THE COMPOSER – PIOTR ILYICH TCHAIKOVSKY (1840-1893) – Tchaikovsky’s last years were colored by the fact that he knew them as such and his earlier preoccupation with fate had to make room for a new one – mortality. This mindset did not create the maudlin atmosphere one might have expected and much of Tchaikovsky’s late work benefited from his uncharacteristically good spirits. It was time of legacy, not lethargy and he was as sharp compositionally as he had ever been.
THE MUSIC – First, a word about the subtitle. “Pathétique” in its Russian form does not mean what it does in English. Hardly “pathetic” or “pitiable,” in this context it was intended to conjure an “enthusiastic,” “passionate” and “emotional” experience. The 4th Symphony had a specific program attached to it while the 5th did not (an admittedly nebulous fact that has not kept biographers over the years from attempting to assign one). The 6th Symphony most certainly did have a program, but unlike the 4th, it was not at all specific.
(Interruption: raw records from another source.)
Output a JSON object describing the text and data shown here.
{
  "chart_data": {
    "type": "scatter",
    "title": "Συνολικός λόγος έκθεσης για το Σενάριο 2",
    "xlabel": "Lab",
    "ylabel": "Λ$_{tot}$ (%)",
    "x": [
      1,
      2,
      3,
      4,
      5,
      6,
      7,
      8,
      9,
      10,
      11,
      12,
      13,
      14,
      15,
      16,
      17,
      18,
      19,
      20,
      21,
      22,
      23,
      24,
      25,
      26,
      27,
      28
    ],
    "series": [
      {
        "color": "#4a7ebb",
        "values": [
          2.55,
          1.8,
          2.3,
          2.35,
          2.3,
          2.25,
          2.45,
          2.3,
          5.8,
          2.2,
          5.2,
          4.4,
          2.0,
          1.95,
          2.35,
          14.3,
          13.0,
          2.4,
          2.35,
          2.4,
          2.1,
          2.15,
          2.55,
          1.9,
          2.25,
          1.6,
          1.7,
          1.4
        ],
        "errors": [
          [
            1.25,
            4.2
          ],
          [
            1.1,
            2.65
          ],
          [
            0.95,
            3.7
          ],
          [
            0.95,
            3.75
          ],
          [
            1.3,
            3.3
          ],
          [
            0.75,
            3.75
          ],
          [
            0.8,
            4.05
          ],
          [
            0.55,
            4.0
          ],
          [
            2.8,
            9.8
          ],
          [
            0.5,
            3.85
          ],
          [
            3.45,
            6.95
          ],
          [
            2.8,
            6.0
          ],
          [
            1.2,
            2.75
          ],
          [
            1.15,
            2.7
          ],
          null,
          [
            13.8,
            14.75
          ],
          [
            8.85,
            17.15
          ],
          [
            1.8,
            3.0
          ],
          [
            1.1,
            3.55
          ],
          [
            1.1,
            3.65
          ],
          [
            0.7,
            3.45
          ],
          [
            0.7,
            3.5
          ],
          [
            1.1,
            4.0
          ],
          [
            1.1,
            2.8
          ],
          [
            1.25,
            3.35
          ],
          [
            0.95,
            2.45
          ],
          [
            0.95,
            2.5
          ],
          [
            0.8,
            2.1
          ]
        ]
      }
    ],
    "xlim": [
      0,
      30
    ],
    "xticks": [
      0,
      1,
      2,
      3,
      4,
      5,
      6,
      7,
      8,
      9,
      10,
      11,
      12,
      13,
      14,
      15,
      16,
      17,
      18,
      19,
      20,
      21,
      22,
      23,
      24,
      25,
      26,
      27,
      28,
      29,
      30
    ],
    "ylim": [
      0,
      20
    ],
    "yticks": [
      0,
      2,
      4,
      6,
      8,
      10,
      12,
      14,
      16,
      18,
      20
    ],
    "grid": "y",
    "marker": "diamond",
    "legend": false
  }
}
The fact that Tchaikovsky originally called it his “Program Symphony” did not mean that he planned to share the story with the world. He envisioned it from the start as an enigma and when considering the questions of future curious listeners he wrote, “let them guess.” Other than a mention that the symphony was “saturated with subjective feeling,” the specifics of the program are with him still. The structure of the “Pathétique” is unique and the juxtaposition of the third and last movements is particularly daring, even for today. The third movement is a march that builds to an incredible level of excitement and is so effective in its rousing climax that audiences, nearly without exception, still applaud luxuriously at the end of it. The ensuing finale is a patient funereal dream and fittingly, given Tchaikovsky’s matter-of-fact view of death and the beyond, it simply disappears into itself without comment or conclusion.
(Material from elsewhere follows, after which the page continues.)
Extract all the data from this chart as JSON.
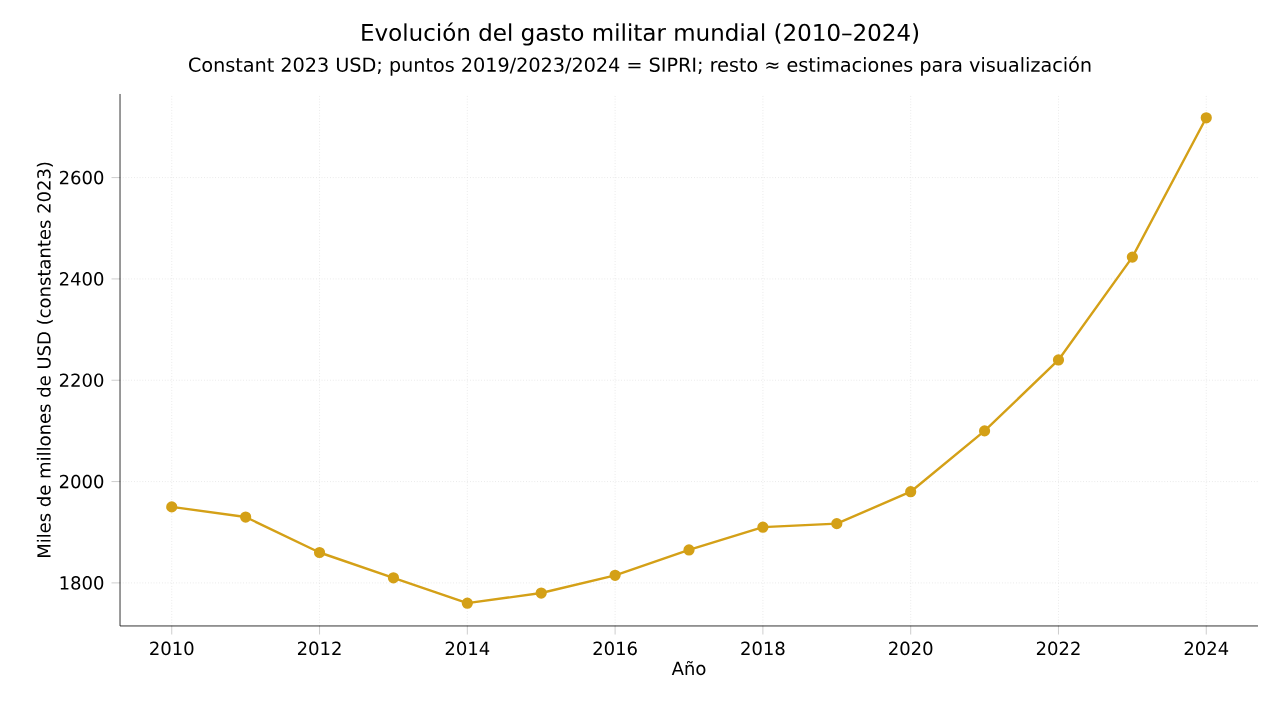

THE WORLD – Arthur Conan Doyle published The Final Problem in 1893, the story that ends with the death of Sherlock Holmes. Also that year, New Zealand became the world’s first self-governing nation to give women the right to vote in parliamentary elections.
THE CONNECTION – Tchaikovsky 6 has only been programmed three times by the Utah Symphony since 2000. The most recent concerts were in 2009 under Emmanuel Villaume.